Atualizado: 25 de set. de 2018

Inteligência Artificial está na moda. Desde as grandes organizações até pequenas startups, passando por governos ao redor do mundo, todos parecem interessados (ou pelo menos dizem estar) em investir no segmento. Também puderam. A consultoria PwC estima que, em 2030, esta tecnologia irá contribuir para o aumento de 14% do PIB mundial, o que corresponderá a U$15,7 trilhões! Atualmente, as empresas empregam inteligência artificial nas mais variadas áreas, tendo foco em melhorias de processos, atendimento a clientes, automação de indústrias, aumento de produtividade e redução de custos. À medida que a tecnologia evoluir, vai se tornar cada vez mais onisciente e onipresente, expandindo suas aplicações para outros setores, o que faz com que ter o domínio da mesma seja fundamental para as companhias e, especialmente, nações que queiram ser protagonistas pelas próximas décadas.

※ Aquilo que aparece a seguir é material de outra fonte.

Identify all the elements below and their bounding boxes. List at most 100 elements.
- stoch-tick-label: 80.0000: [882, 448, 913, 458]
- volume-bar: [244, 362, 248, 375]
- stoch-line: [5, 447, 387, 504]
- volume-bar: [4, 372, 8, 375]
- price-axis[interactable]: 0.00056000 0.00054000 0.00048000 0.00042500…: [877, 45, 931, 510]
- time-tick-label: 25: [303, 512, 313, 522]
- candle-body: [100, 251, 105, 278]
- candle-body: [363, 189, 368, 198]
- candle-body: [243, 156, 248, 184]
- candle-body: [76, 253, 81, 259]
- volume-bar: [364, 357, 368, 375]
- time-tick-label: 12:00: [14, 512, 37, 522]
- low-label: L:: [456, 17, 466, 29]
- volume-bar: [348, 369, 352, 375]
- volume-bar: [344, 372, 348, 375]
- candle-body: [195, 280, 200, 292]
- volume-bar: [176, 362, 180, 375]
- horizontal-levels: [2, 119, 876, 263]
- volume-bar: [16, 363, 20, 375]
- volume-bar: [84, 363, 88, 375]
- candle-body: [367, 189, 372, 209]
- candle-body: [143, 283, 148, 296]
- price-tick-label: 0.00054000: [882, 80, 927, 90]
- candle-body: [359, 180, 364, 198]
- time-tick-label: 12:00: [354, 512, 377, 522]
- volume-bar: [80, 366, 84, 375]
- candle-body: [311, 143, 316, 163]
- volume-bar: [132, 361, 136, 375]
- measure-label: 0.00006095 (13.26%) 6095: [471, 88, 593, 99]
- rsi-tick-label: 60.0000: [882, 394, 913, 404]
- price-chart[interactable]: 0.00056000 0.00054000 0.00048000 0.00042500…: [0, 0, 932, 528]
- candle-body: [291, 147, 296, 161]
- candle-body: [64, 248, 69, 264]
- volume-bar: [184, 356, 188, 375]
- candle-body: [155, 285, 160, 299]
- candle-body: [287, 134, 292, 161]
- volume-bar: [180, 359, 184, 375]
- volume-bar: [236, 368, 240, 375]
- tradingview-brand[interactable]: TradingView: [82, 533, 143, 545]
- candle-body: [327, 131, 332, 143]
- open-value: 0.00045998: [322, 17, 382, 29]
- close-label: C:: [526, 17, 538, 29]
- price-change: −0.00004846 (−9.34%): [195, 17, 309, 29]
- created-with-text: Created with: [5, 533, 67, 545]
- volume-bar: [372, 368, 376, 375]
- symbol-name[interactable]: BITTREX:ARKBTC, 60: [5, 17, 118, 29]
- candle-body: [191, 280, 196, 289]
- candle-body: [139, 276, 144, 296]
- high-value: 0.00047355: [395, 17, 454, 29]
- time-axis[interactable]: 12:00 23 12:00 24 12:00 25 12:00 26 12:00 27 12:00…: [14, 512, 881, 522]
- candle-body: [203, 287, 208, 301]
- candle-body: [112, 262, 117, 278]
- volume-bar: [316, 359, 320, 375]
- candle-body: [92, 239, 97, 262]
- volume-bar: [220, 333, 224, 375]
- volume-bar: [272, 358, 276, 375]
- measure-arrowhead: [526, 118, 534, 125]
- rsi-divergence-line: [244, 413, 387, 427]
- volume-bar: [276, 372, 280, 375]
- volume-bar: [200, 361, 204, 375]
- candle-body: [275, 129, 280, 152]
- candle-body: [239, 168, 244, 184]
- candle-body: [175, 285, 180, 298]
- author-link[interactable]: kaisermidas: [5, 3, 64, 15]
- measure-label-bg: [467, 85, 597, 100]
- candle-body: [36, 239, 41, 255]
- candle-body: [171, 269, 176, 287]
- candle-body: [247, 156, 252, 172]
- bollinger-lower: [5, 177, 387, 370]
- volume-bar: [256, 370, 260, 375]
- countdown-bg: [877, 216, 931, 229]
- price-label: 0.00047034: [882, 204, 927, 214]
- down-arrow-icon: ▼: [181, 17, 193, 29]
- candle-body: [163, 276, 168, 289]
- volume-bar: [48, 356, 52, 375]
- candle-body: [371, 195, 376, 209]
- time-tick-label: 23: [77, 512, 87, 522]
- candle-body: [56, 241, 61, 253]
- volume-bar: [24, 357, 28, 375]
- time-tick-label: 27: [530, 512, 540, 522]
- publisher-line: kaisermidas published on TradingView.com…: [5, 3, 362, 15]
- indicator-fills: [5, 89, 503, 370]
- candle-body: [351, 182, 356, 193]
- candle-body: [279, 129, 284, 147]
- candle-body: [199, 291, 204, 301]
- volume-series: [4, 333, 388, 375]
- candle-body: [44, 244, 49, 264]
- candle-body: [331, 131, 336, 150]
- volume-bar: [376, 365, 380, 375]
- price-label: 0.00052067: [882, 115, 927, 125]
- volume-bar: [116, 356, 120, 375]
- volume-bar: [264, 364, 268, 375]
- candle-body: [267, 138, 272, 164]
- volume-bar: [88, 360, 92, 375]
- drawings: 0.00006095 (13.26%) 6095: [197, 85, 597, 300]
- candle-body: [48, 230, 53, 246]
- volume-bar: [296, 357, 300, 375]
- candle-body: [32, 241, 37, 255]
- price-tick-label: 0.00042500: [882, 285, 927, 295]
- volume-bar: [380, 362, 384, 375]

Nem tudo são flores. Por todo o mundo há debates sobre como o aumento do uso de AI (vou usar o acrônimo em inglês, por ser o utilizado na literatura mundial) vai resultar em desemprego em massa e que a rapidez com que a mesma está crescendo não dará tempo suficiente para preparar toda uma geração para as mudanças que ocorrerão nos postos de trabalho. Os números e as opiniões variam: os otimistas acreditam que apenas tarefas burocráticas e repetitivas serão automatizadas, liberando os humanos para trabalhar com o que amam; os pessimistas falam em aumento da desigualdade e clamam por soluções, como a renda básica universal. Uma coisa, porém, é certa: a inteligência artificial é uma realidade.


Mas o que é de fato Inteligência Artificial?


Uma explicação simplória é que AI é uma simulação da inteligência humana pelas máquinas, ou seja, sistemas capazes de raciocinar, descobrir, aprender e chegar à conclusões por conta própria, diferente dos softwares tradicionais, que desempenham apenas funções para as quais foram programados.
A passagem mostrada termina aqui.